There are many matters that can be raised in this legislation. The contributions have been very varied, some technical and more informed that others. When one focuses on the environment one thinks of it in broad terms. Matters such as Chernobyl, the burning wells after the Gulf War, global warming, Brazilian forests, Sellafield and so on are too great to cope with. All these incidents are happening at a distance and we have no control over them. However, Ireland and other European countries can introduce co-ordinated legislation, standards and regulations and put in place the kind of educational provisions that Deputy Gerard Brady spoke about. We would then achieve a uniform respect for the environment and a commitment from people generally to its protection. Unless we do that we will end up with a world sadly depleted of natural resources.
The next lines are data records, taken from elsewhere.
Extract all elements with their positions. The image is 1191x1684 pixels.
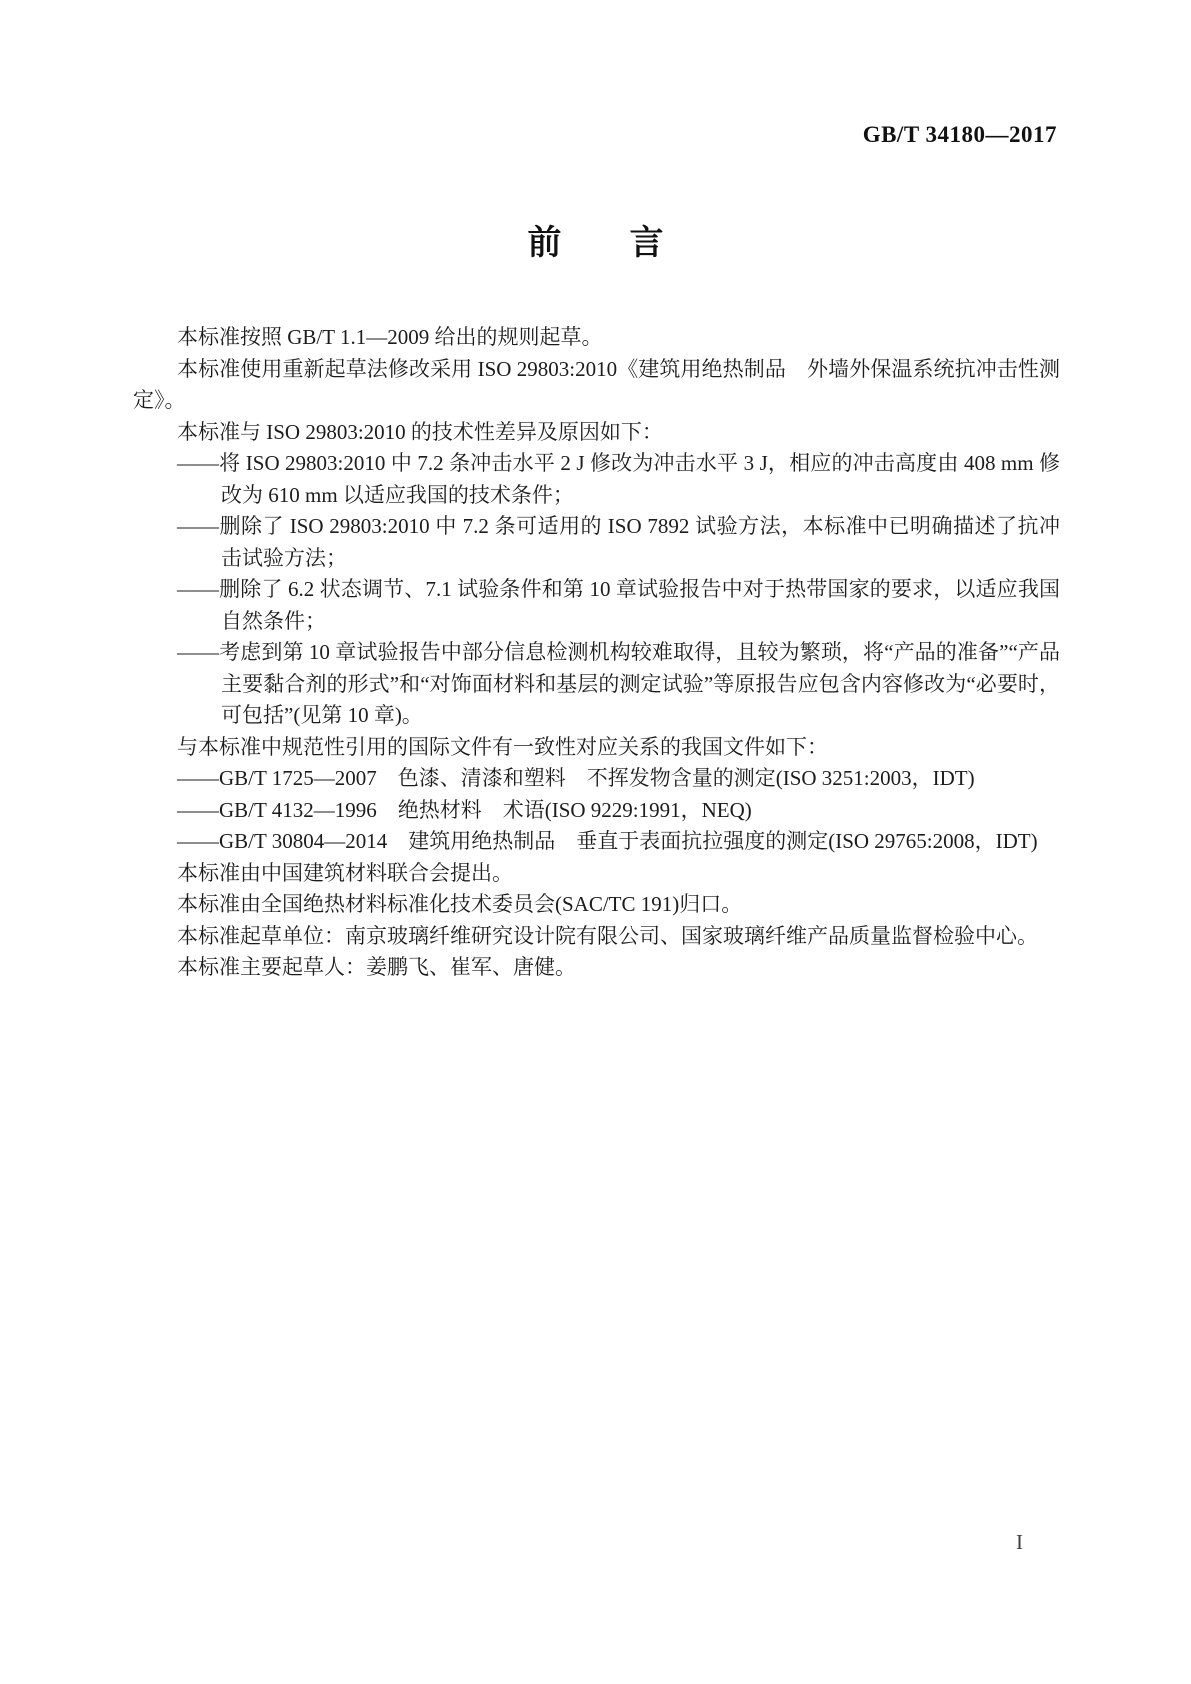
- dash-item: ——将 ISO 29803:2010 中 7.2 条冲击水平 2 J 修改为冲击水平 3 J，相应的冲击高度由 408 mm 修改为 610 mm 以适应我国的技术条件；: [177, 451, 1060, 507]
- standard-code-header: GB/T 34180—2017: [862, 122, 1057, 147]
- paragraph: 本标准由中国建筑材料联合会提出。: [177, 860, 513, 885]
- dash-item: ——删除了 6.2 状态调节、7.1 试验条件和第 10 章试验报告中对于热带国家的要求，以适应我国自然条件；: [177, 577, 1060, 633]
- paragraph: 本标准按照 GB/T 1.1—2009 给出的规则起草。: [177, 325, 603, 349]
- dash-item: ——GB/T 30804—2014 建筑用绝热制品 垂直于表面抗拉强度的测定(ISO 29765:2008，IDT): [177, 829, 1038, 853]
- page-title: 前 言: [527, 224, 664, 262]
- dash-item: ——GB/T 1725—2007 色漆、清漆和塑料 不挥发物含量的测定(ISO 3251:2003，IDT): [177, 766, 975, 790]
- dash-item: ——GB/T 4132—1996 绝热材料 术语(ISO 9229:1991，NEQ): [177, 797, 752, 822]
- paragraph: 本标准由全国绝热材料标准化技术委员会(SAC/TC 191)归口。: [177, 892, 743, 916]
- document-body: [133, 322, 1060, 984]
- dash-item: ——考虑到第 10 章试验报告中部分信息检测机构较难取得，且较为繁琐，将“产品的准备”“产品主要黏合剂的形式”和“对饰面材料和基层的测定试验”等原报告应包含内容修改为“必要时，可包括”(见第 10 章)。: [177, 640, 1060, 727]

In focusing attention on a Bill as comprehensive as this, we tend to consider our own environment and community. We think of the matters that irritate us and about which something should be done. Apart from the smog in Dublin the greatest concern to me is the pollution caused by fumes from city buses. Anybody who drives behind buses here must be horrified at the filthy fumes emitted into the atmosphere. I question whether there is any control over transport pollution, particularly from buses. Something should be done to clean up the buses because they are contributing enormously to pollution. I hope that in the future environmental impact assessments will be carried out in areas of development, be it industrial development, major factories or even suburban development.
During my childhood I lived in Dundrum, an area I now represent. The whole landscape from Dundrum to the mountains, where school children once went for picnics and walks, is now another suburbia and is mostly very badly developed. Environmental impact assessments are very important in finding out the effects of development and buildings in such areas.
I welcome the provision in section 76 of what is called eco-labelling. This is intended to give clear guidance to consumers and enable them to become familiar with quality goods which are environmentally friendly. This is a very good provision because at present consumers are being exploited as regards labelling, purely for commercial reasons. The provision in this regard is very well drafted and, I believe, will be effective.
I concur with Deputy Bell's views regarding litter from fast food outlets. This litter is a blight on cities, and something should be done about the matter. We are always saying here that something should be done but I wonder if there can be some control in this regard so that such a forest of litter is not created. I wish the Bill well. I know it is very much welcomed. The debate has been very constructive and informative. I look forward to the development of the agency and its success in the future.